The Science of Diversity (forthcoming, Oxford University Press) uses a multidisciplinary approach to excavate the theories, principles, and paradigms that illuminate our understanding of the issues surrounding human diversity, social equality, and justice.
Weissmark, assembles a rich array of research from anthropology, biology, religious studies, and the social sciences, among other fields to write a scholarly diorama of diversity.
This book, designed to be accessible to readers, contextualizes diversity historically, tracing the evolution of ideas about “the other” and about “we” and “them” to various forms of social organization, from the “hunter-gather,” face-to-face, shared resource model to the anomie of megacities.
Moreover, The Science of Diversity explicates the concept of diversity, parsing its meaning over time, place, and polity—from ancient Greece to the time of Trump, from biblical parables to United Nations pronouncements.
Nevertheless, the connecting threads weaving this multidimensional work together are pulled from the field of psychology, and these help provide important structure to the ideas of diversity presented.

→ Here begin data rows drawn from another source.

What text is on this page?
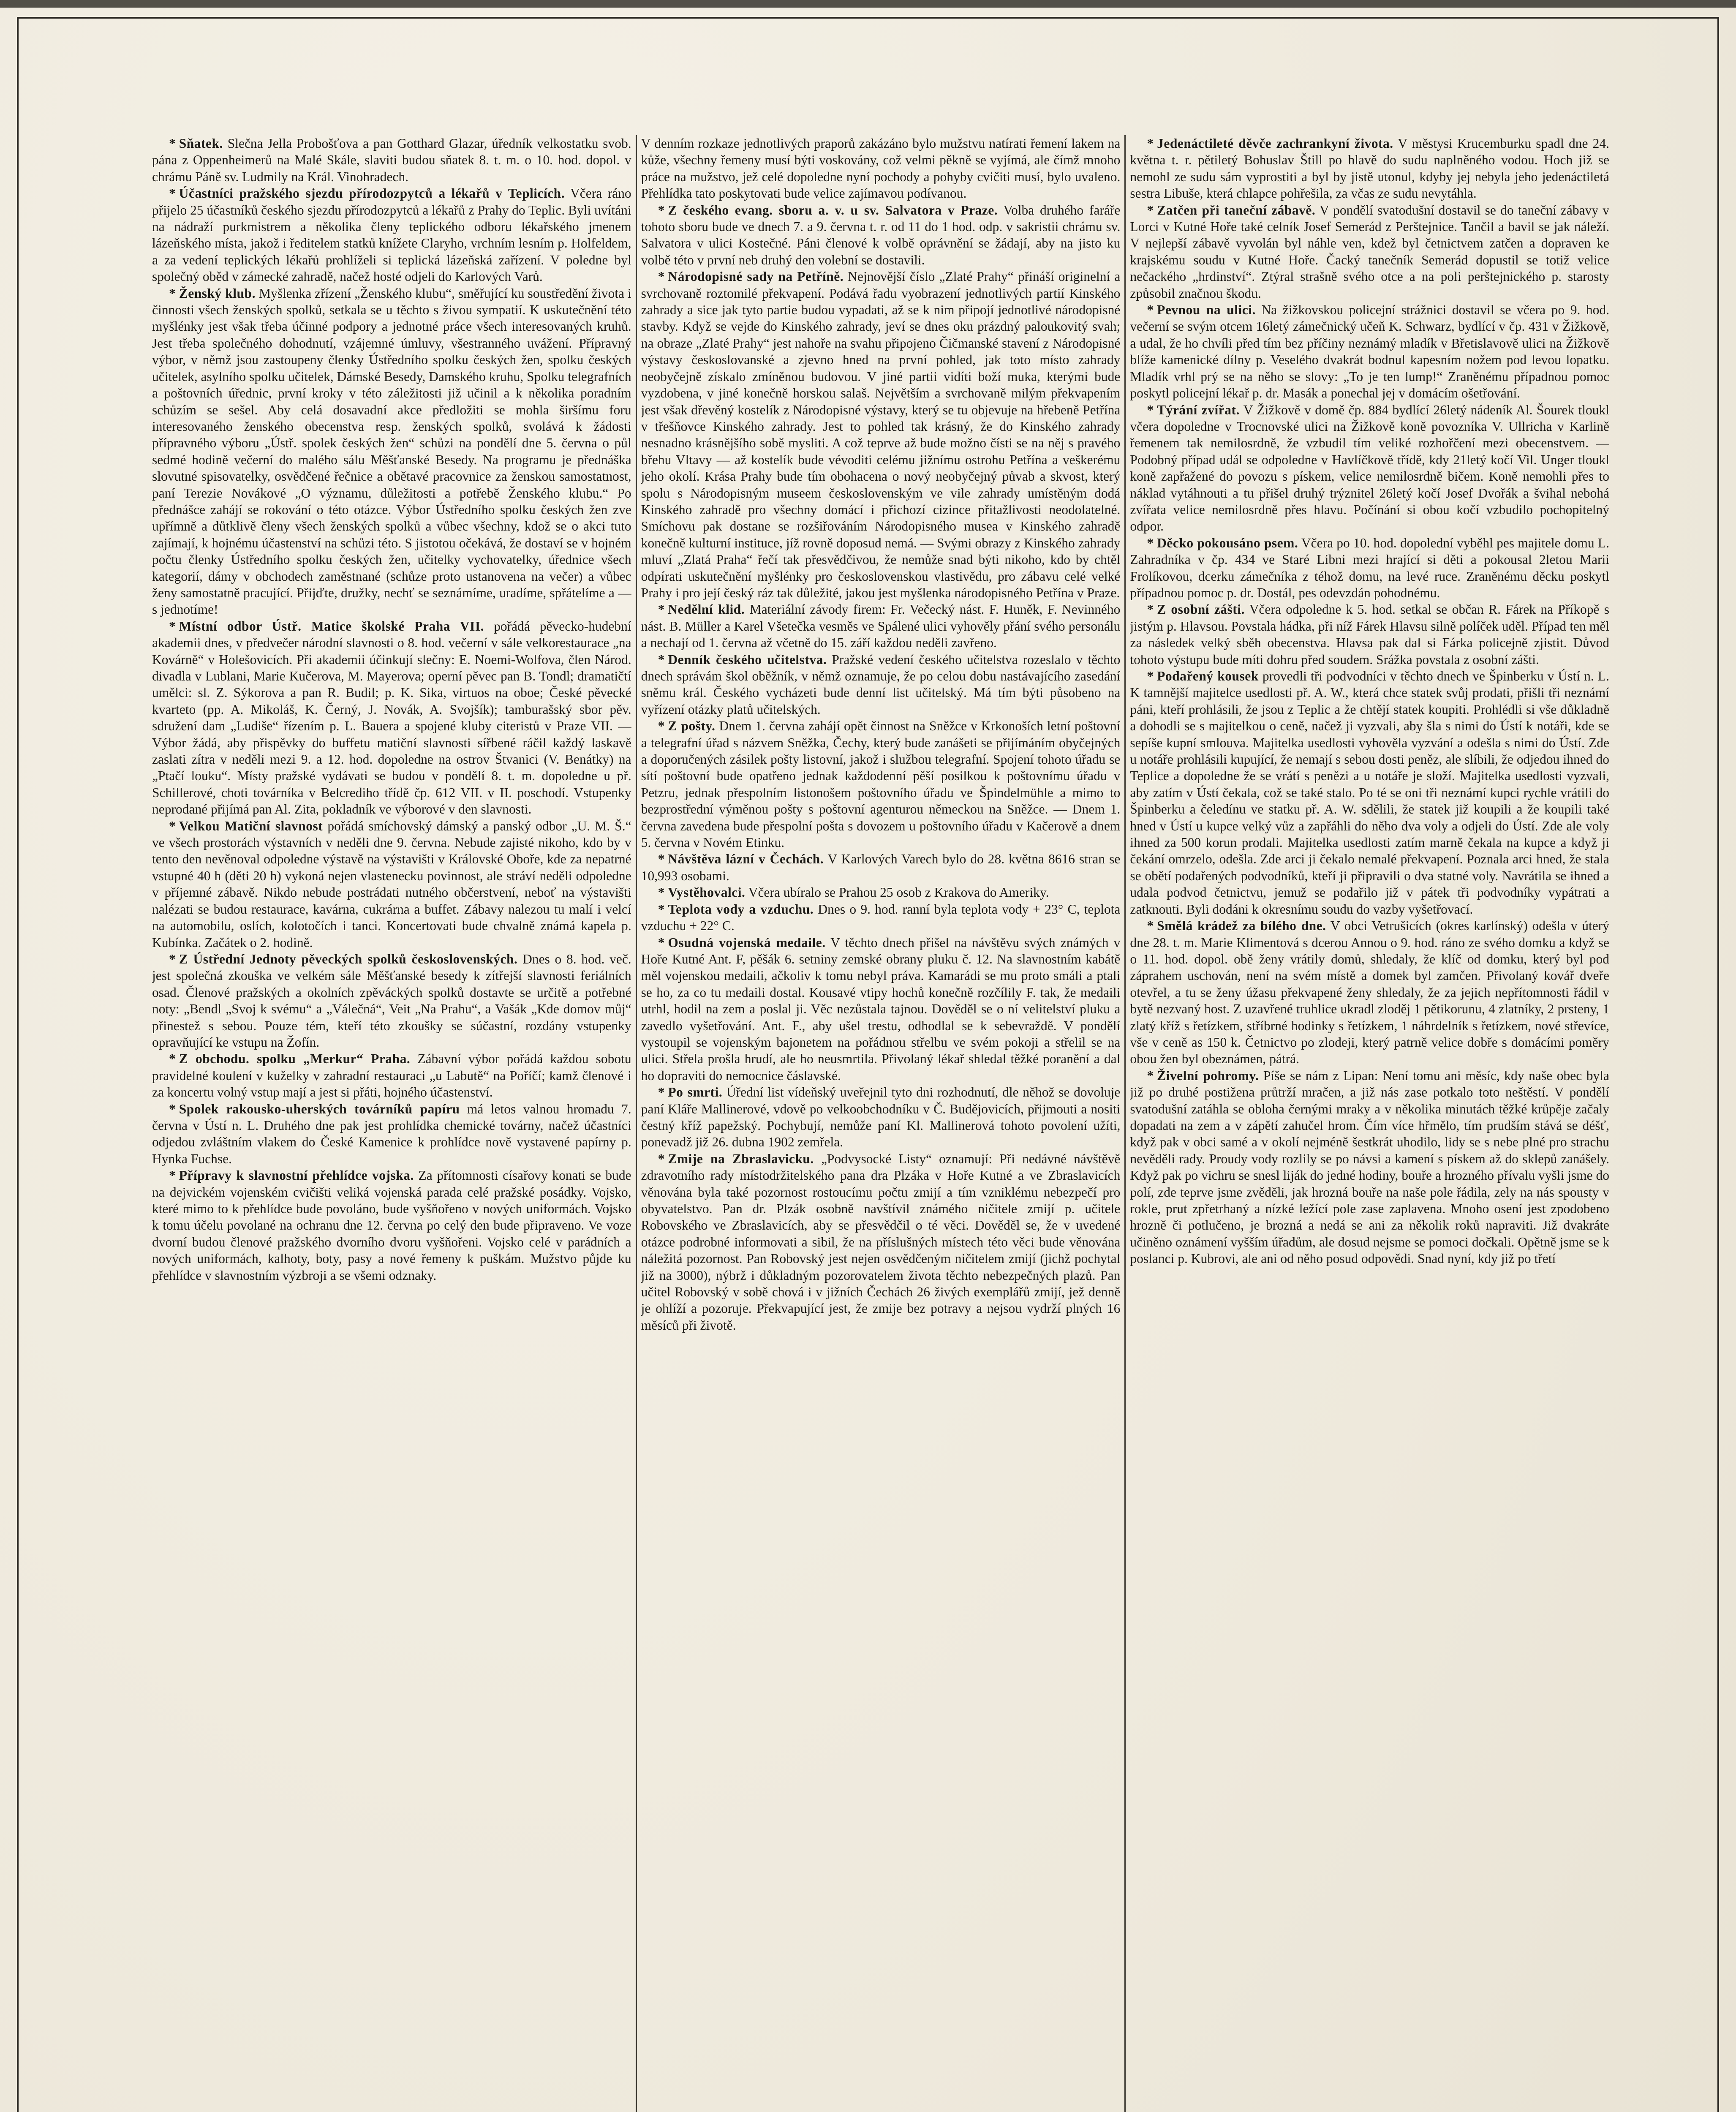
* Sňatek. Slečna Jella Probošťova a pan Gotthard Glazar, úředník velkostatku svob. pána z Oppenheimerů na Malé Skále, slaviti budou sňatek 8. t. m. o 10. hod. dopol. v chrámu Páně sv. Ludmily na Král. Vinohradech.

* Účastníci pražského sjezdu přírodozpytců a lékařů v Teplicích. Včera ráno přijelo 25 účastníků českého sjezdu přírodozpytců a lékařů z Prahy do Teplic. Byli uvítáni na nádraží purkmistrem a několika členy teplického odboru lékařského jmenem lázeňského místa, jakož i ředitelem statků knížete Claryho, vrchním lesním p. Holfeldem, a za vedení teplických lékařů prohlíželi si teplická lázeňská zařízení. V poledne byl společný oběd v zámecké zahradě, načež hosté odjeli do Karlových Varů.

* Ženský klub. Myšlenka zřízení „Ženského klubu“, směřující ku soustředění života i činnosti všech ženských spolků, setkala se u těchto s živou sympatií. K uskutečnění této myšlénky jest však třeba účinné podpory a jednotné práce všech interesovaných kruhů. Jest třeba společného dohodnutí, vzájemné úmluvy, všestranného uvážení. Přípravný výbor, v němž jsou zastoupeny členky Ústředního spolku českých žen, spolku českých učitelek, asylního spolku učitelek, Dámské Besedy, Damského kruhu, Spolku telegrafních a poštovních úřednic, první kroky v této záležitosti již učinil a k několika poradním schůzím se sešel. Aby celá dosavadní akce předložiti se mohla širšímu foru interesovaného ženského obecenstva resp. ženských spolků, svolává k žádosti přípravného výboru „Ústř. spolek českých žen“ schůzi na pondělí dne 5. června o půl sedmé hodině večerní do malého sálu Měšťanské Besedy. Na programu je přednáška slovutné spisovatelky, osvědčené řečnice a obětavé pracovnice za ženskou samostatnost, paní Terezie Novákové „O významu, důležitosti a potřebě Ženského klubu.“ Po přednášce zahájí se rokování o této otázce. Výbor Ústředního spolku českých žen zve upřímně a důtklivě členy všech ženských spolků a vůbec všechny, kdož se o akci tuto zajímají, k hojnému účastenství na schůzi této. S jistotou očekává, že dostaví se v hojném počtu členky Ústředního spolku českých žen, učitelky vychovatelky, úřednice všech kategorií, dámy v obchodech zaměstnané (schůze proto ustanovena na večer) a vůbec ženy samostatně pracující. Přijďte, družky, nechť se seznámíme, uradíme, spřátelíme a — s jednotíme!

* Místní odbor Ústř. Matice školské Praha VII. pořádá pěvecko-hudební akademii dnes, v předvečer národní slavnosti o 8. hod. večerní v sále velkorestaurace „na Kovárně“ v Holešovicích. Při akademii účinkují slečny: E. Noemi-Wolfova, člen Národ. divadla v Lublani, Marie Kučerova, M. Mayerova; operní pěvec pan B. Tondl; dramatičtí umělci: sl. Z. Sýkorova a pan R. Budil; p. K. Sika, virtuos na oboe; České pěvecké kvarteto (pp. A. Mikoláš, K. Černý, J. Novák, A. Svojšík); tamburašský sbor pěv. sdružení dam „Ludiše“ řízením p. L. Bauera a spojené kluby citeristů v Praze VII. — Výbor žádá, aby přispěvky do buffetu matiční slavnosti sířbené ráčil každý laskavě zaslati zítra v neděli mezi 9. a 12. hod. dopoledne na ostrov Štvanici (V. Benátky) na „Ptačí louku“. Místy pražské vydávati se budou v pondělí 8. t. m. dopoledne u př. Schillerové, choti továrníka v Belcrediho třídě čp. 612 VII. v II. poschodí. Vstupenky neprodané přijímá pan Al. Zita, pokladník ve výborové v den slavnosti.

* Velkou Matiční slavnost pořádá smíchovský dámský a panský odbor „U. M. Š.“ ve všech prostorách výstavních v neděli dne 9. června. Nebude zajisté nikoho, kdo by v tento den nevěnoval odpoledne výstavě na výstavišti v Královské Oboře, kde za nepatrné vstupné 40 h (děti 20 h) vykoná nejen vlastenecku povinnost, ale stráví neděli odpoledne v příjemné zábavě. Nikdo nebude postrádati nutného občerstvení, neboť na výstavišti nalézati se budou restaurace, kavárna, cukrárna a buffet. Zábavy nalezou tu malí i velcí na automobilu, oslích, kolotočích i tanci. Koncertovati bude chvalně známá kapela p. Kubínka. Začátek o 2. hodině.

* Z Ústřední Jednoty pěveckých spolků československých. Dnes o 8. hod. več. jest společná zkouška ve velkém sále Měšťanské besedy k zítřejší slavnosti feriálních osad. Členové pražských a okolních zpěváckých spolků dostavte se určitě a potřebné noty: „Bendl „Svoj k svému“ a „Válečná“, Veit „Na Prahu“, a Vašák „Kde domov můj“ přinestež s sebou. Pouze tém, kteří této zkoušky se súčastní, rozdány vstupenky opravňující ke vstupu na Žofín.

* Z obchodu. spolku „Merkur“ Praha. Zábavní výbor pořádá každou sobotu pravidelné koulení v kuželky v zahradní restauraci „u Labutě“ na Poříčí; kamž členové i za koncertu volný vstup mají a jest si přáti, hojného účastenství.

* Spolek rakousko-uherských továrníků papíru má letos valnou hromadu 7. června v Ústí n. L. Druhého dne pak jest prohlídka chemické továrny, načež účastníci odjedou zvláštním vlakem do České Kamenice k prohlídce nově vystavené papírny p. Hynka Fuchse.

* Přípravy k slavnostní přehlídce vojska. Za přítomnosti císařovy konati se bude na dejvickém vojenském cvičišti veliká vojenská parada celé pražské posádky. Vojsko, které mimo to k přehlídce bude povoláno, bude vyšňořeno v nových uniformách. Vojsko k tomu účelu povolané na ochranu dne 12. června po celý den bude připraveno. Ve voze dvorní budou členové pražského dvorního dvoru vyšňořeni. Vojsko celé v parádních a nových uniformách, kalhoty, boty, pasy a nové řemeny k puškám. Mužstvo půjde ku přehlídce v slavnostním výzbroji a se všemi odznaky.

V denním rozkaze jednotlivých praporů zakázáno bylo mužstvu natírati řemení lakem na kůže, všechny řemeny musí býti voskovány, což velmi pěkně se vyjímá, ale čímž mnoho práce na mužstvo, jež celé dopoledne nyní pochody a pohyby cvičiti musí, bylo uvaleno. Přehlídka tato poskytovati bude velice zajímavou podívanou.

* Z českého evang. sboru a. v. u sv. Salvatora v Praze. Volba druhého faráře tohoto sboru bude ve dnech 7. a 9. června t. r. od 11 do 1 hod. odp. v sakristii chrámu sv. Salvatora v ulici Kostečné. Páni členové k volbě oprávnění se žádají, aby na jisto ku volbě této v první neb druhý den volební se dostavili.

* Národopisné sady na Petříně. Nejnovější číslo „Zlaté Prahy“ přináší originelní a svrchovaně roztomilé překvapení. Podává řadu vyobrazení jednotlivých partií Kinského zahrady a sice jak tyto partie budou vypadati, až se k nim připojí jednotlivé národopisné stavby. Když se vejde do Kinského zahrady, jeví se dnes oku prázdný paloukovitý svah; na obraze „Zlaté Prahy“ jest nahoře na svahu připojeno Čičmanské stavení z Národopisné výstavy českoslovanské a zjevno hned na první pohled, jak toto místo zahrady neobyčejně získalo zmíněnou budovou. V jiné partii vidíti boží muka, kterými bude vyzdobena, v jiné konečně horskou salaš. Největším a svrchovaně milým překvapením jest však dřevěný kostelík z Národopisné výstavy, který se tu objevuje na hřebeně Petřína v třešňovce Kinského zahrady. Jest to pohled tak krásný, že do Kinského zahrady nesnadno krásnějšího sobě mysliti. A což teprve až bude možno čísti se na něj s pravého břehu Vltavy — až kostelík bude vévoditi celému jižnímu ostrohu Petřína a veškerému jeho okolí. Krása Prahy bude tím obohacena o nový neobyčejný půvab a skvost, který spolu s Národopisným museem československým ve vile zahrady umístěným dodá Kinského zahradě pro všechny domácí i přichozí cizince přitažlivosti neodolatelné. Smíchovu pak dostane se rozšiřováním Národopisného musea v Kinského zahradě konečně kulturní instituce, jíž rovně doposud nemá. — Svými obrazy z Kinského zahrady mluví „Zlatá Praha“ řečí tak přesvědčivou, že nemůže snad býti nikoho, kdo by chtěl odpírati uskutečnění myšlénky pro československou vlastivědu, pro zábavu celé velké Prahy i pro její český ráz tak důležité, jakou jest myšlenka národopisného Petřína v Praze.

* Nedělní klid. Materiální závody firem: Fr. Večecký nást. F. Huněk, F. Nevinného nást. B. Müller a Karel Všetečka vesměs ve Spálené ulici vyhověly přání svého personálu a nechají od 1. června až včetně do 15. září každou neděli zavřeno.

* Denník českého učitelstva. Pražské vedení českého učitelstva rozeslalo v těchto dnech správám škol oběžník, v němž oznamuje, že po celou dobu nastávajícího zasedání sněmu král. Českého vycházeti bude denní list učitelský. Má tím býti působeno na vyřízení otázky platů učitelských.

* Z pošty. Dnem 1. června zahájí opět činnost na Sněžce v Krkonoších letní poštovní a telegrafní úřad s názvem Sněžka, Čechy, který bude zanášeti se přijímáním obyčejných a doporučených zásilek pošty listovní, jakož i službou telegrafní. Spojení tohoto úřadu se sítí poštovní bude opatřeno jednak každodenní pěší posilkou k poštovnímu úřadu v Petzru, jednak přespolním listonošem poštovního úřadu ve Špindelmühle a mimo to bezprostřední výměnou pošty s poštovní agenturou německou na Sněžce. — Dnem 1. června zavedena bude přespolní pošta s dovozem u poštovního úřadu v Kačerově a dnem 5. června v Novém Etinku.

* Návštěva lázní v Čechách. V Karlových Varech bylo do 28. května 8616 stran se 10,993 osobami.

* Vystěhovalci. Včera ubíralo se Prahou 25 osob z Krakova do Ameriky.

* Teplota vody a vzduchu. Dnes o 9. hod. ranní byla teplota vody + 23° C, teplota vzduchu + 22° C.

* Osudná vojenská medaile. V těchto dnech přišel na návštěvu svých známých v Hoře Kutné Ant. F, pěšák 6. setniny zemské obrany pluku č. 12. Na slavnostním kabátě měl vojenskou medaili, ačkoliv k tomu nebyl práva. Kamarádi se mu proto smáli a ptali se ho, za co tu medaili dostal. Kousavé vtipy hochů konečně rozčílily F. tak, že medaili utrhl, hodil na zem a poslal ji. Věc nezůstala tajnou. Dověděl se o ní velitelství pluku a zavedlo vyšetřování. Ant. F., aby ušel trestu, odhodlal se k sebevraždě. V pondělí vystoupil se vojenským bajonetem na pořádnou střelbu ve svém pokoji a střelil se na ulici. Střela prošla hrudí, ale ho neusmrtila. Přivolaný lékař shledal těžké poranění a dal ho dopraviti do nemocnice čáslavské.

* Po smrti. Úřední list vídeňský uveřejnil tyto dni rozhodnutí, dle něhož se dovoluje paní Kláře Mallinerové, vdově po velkoobchodníku v Č. Budějovicích, přijmouti a nositi čestný kříž papežský. Pochybují, nemůže paní Kl. Mallinerová tohoto povolení užíti, ponevadž již 26. dubna 1902 zemřela.

* Zmije na Zbraslavicku. „Podvysocké Listy“ oznamují: Při nedávné návštěvě zdravotního rady místodržitelského pana dra Plzáka v Hoře Kutné a ve Zbraslavicích věnována byla také pozornost rostoucímu počtu zmijí a tím vzniklému nebezpečí pro obyvatelstvo. Pan dr. Plzák osobně navštívil známého ničitele zmijí p. učitele Robovského ve Zbraslavicích, aby se přesvědčil o té věci. Dověděl se, že v uvedené otázce podrobné informovati a sibil, že na příslušných místech této věci bude věnována náležitá pozornost. Pan Robovský jest nejen osvědčeným ničitelem zmijí (jichž pochytal již na 3000), nýbrž i důkladným pozorovatelem života těchto nebezpečných plazů. Pan učitel Robovský v sobě chová i v jižních Čechách 26 živých exemplářů zmijí, jež denně je ohlíží a pozoruje. Překvapující jest, že zmije bez potravy a nejsou vydrží plných 16 měsíců při životě.

* Jedenáctileté děvče zachrankyní života. V městysi Krucemburku spadl dne 24. května t. r. pětiletý Bohuslav Štill po hlavě do sudu naplněného vodou. Hoch již se nemohl ze sudu sám vyprostiti a byl by jistě utonul, kdyby jej nebyla jeho jedenáctiletá sestra Libuše, která chlapce pohřešila, za včas ze sudu nevytáhla.

* Zatčen při taneční zábavě. V pondělí svatodušní dostavil se do taneční zábavy v Lorci v Kutné Hoře také celník Josef Semerád z Perštejnice. Tančil a bavil se jak náleží. V nejlepší zábavě vyvolán byl náhle ven, kdež byl četnictvem zatčen a dopraven ke krajskému soudu v Kutné Hoře. Čacký tanečník Semerád dopustil se totiž velice nečackého „hrdinství“. Ztýral strašně svého otce a na poli perštejnického p. starosty způsobil značnou škodu.

* Pevnou na ulici. Na žižkovskou policejní strážnici dostavil se včera po 9. hod. večerní se svým otcem 16letý zámečnický učeň K. Schwarz, bydlící v čp. 431 v Žižkově, a udal, že ho chvíli před tím bez příčiny neznámý mladík v Břetislavově ulici na Žižkově blíže kamenické dílny p. Veselého dvakrát bodnul kapesním nožem pod levou lopatku. Mladík vrhl prý se na něho se slovy: „To je ten lump!“ Zraněnému případnou pomoc poskytl policejní lékař p. dr. Masák a ponechal jej v domácím ošetřování.

* Týrání zvířat. V Žižkově v domě čp. 884 bydlící 26letý nádeník Al. Šourek tloukl včera dopoledne v Trocnovské ulici na Žižkově koně povozníka V. Ullricha v Karlině řemenem tak nemilosrdně, že vzbudil tím veliké rozhořčení mezi obecenstvem. — Podobný případ udál se odpoledne v Havlíčkově třídě, kdy 21letý kočí Vil. Unger tloukl koně zapřažené do povozu s pískem, velice nemilosrdně bičem. Koně nemohli přes to náklad vytáhnouti a tu přišel druhý trýznitel 26letý kočí Josef Dvořák a švihal nebohá zvířata velice nemilosrdně přes hlavu. Počínání si obou kočí vzbudilo pochopitelný odpor.

* Děcko pokousáno psem. Včera po 10. hod. dopolední vyběhl pes majitele domu L. Zahradníka v čp. 434 ve Staré Libni mezi hrající si děti a pokousal 2letou Marii Frolíkovou, dcerku zámečníka z téhož domu, na levé ruce. Zraněnému děcku poskytl případnou pomoc p. dr. Dostál, pes odevzdán pohodnému.

* Z osobní zášti. Včera odpoledne k 5. hod. setkal se občan R. Fárek na Příkopě s jistým p. Hlavsou. Povstala hádka, při níž Fárek Hlavsu silně políček uděl. Případ ten měl za následek velký sběh obecenstva. Hlavsa pak dal si Fárka policejně zjistit. Důvod tohoto výstupu bude míti dohru před soudem. Srážka povstala z osobní zášti.

* Podařený kousek provedli tři podvodníci v těchto dnech ve Špinberku v Ústí n. L. K tamnější majitelce usedlosti př. A. W., která chce statek svůj prodati, přišli tři neznámí páni, kteří prohlásili, že jsou z Teplic a že chtějí statek koupiti. Prohlédli si vše důkladně a dohodli se s majitelkou o ceně, načež ji vyzvali, aby šla s nimi do Ústí k notáři, kde se sepíše kupní smlouva. Majitelka usedlosti vyhověla vyzvání a odešla s nimi do Ústí. Zde u notáře prohlásili kupující, že nemají s sebou dosti peněz, ale slíbili, že odjedou ihned do Teplice a dopoledne že se vrátí s penězi a u notáře je složí. Majitelka usedlosti vyzvali, aby zatím v Ústí čekala, což se také stalo. Po té se oni tři neznámí kupci rychle vrátili do Špinberku a čeledínu ve statku př. A. W. sdělili, že statek již koupili a že koupili také hned v Ústí u kupce velký vůz a zapřáhli do něho dva voly a odjeli do Ústí. Zde ale voly ihned za 500 korun prodali. Majitelka usedlosti zatím marně čekala na kupce a když ji čekání omrzelo, odešla. Zde arci ji čekalo nemalé překvapení. Poznala arci hned, že stala se obětí podařených podvodníků, kteří ji připravili o dva statné voly. Navrátila se ihned a udala podvod četnictvu, jemuž se podařilo již v pátek tři podvodníky vypátrati a zatknouti. Byli dodáni k okresnímu soudu do vazby vyšetřovací.

* Smělá krádež za bílého dne. V obci Vetrušicích (okres karlínský) odešla v úterý dne 28. t. m. Marie Klimentová s dcerou Annou o 9. hod. ráno ze svého domku a když se o 11. hod. dopol. obě ženy vrátily domů, shledaly, že klíč od domku, který byl pod záprahem uschován, není na svém místě a domek byl zamčen. Přivolaný kovář dveře otevřel, a tu se ženy úžasu překvapené ženy shledaly, že za jejich nepřítomnosti řádil v bytě nezvaný host. Z uzavřené truhlice ukradl zloděj 1 pětikorunu, 4 zlatníky, 2 prsteny, 1 zlatý kříž s řetízkem, stříbrné hodinky s řetízkem, 1 náhrdelník s řetízkem, nové střevíce, vše v ceně as 150 k. Četnictvo po zlodeji, který patrně velice dobře s domácími poměry obou žen byl obeznámen, pátrá.

* Živelní pohromy. Píše se nám z Lipan: Není tomu ani měsíc, kdy naše obec byla již po druhé postižena průtrží mračen, a již nás zase potkalo toto neštěstí. V pondělí svatodušní zatáhla se obloha černými mraky a v několika minutách těžké krůpěje začaly dopadati na zem a v zápětí zahučel hrom. Čím více hřmělo, tím prudším stává se déšť, když pak v obci samé a v okolí nejméně šestkrát uhodilo, lidy se s nebe plné pro strachu nevěděli rady. Proudy vody rozlily se po návsi a kamení s pískem až do sklepů zanášely. Když pak po vichru se snesl liják do jedné hodiny, bouře a hrozného přívalu vyšli jsme do polí, zde teprve jsme zvěděli, jak hrozná bouře na naše pole řádila, zely na nás spousty v rokle, prut zpřetrhaný a nízké ležící pole zase zaplavena. Mnoho osení jest zpodobeno hrozně či potlučeno, je brozná a nedá se ani za několik roků napraviti. Již dvakráte učiněno oznámení vyšším úřadům, ale dosud nejsme se pomoci dočkali. Opětně jsme se k poslanci p. Kubrovi, ale ani od něho posud odpovědi. Snad nyní, kdy již po třetí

The book then brings these to the surface holistically, examining diversity on the individual, interpersonal, and international levels.
Most significantly, The Science of Diversity is also prescriptive. Drawing on the author’s groundbreaking research work with the children of Nazis and the children of holocaust survivors, the book suggests that one potential antidote to ethnic strife lies in the pursuit of Kant’s mandate, sapere aude (dare to know), combined with the development of compassion.
To that end, the book explores the use of scientific thinking as one way we can dare to know “the other.”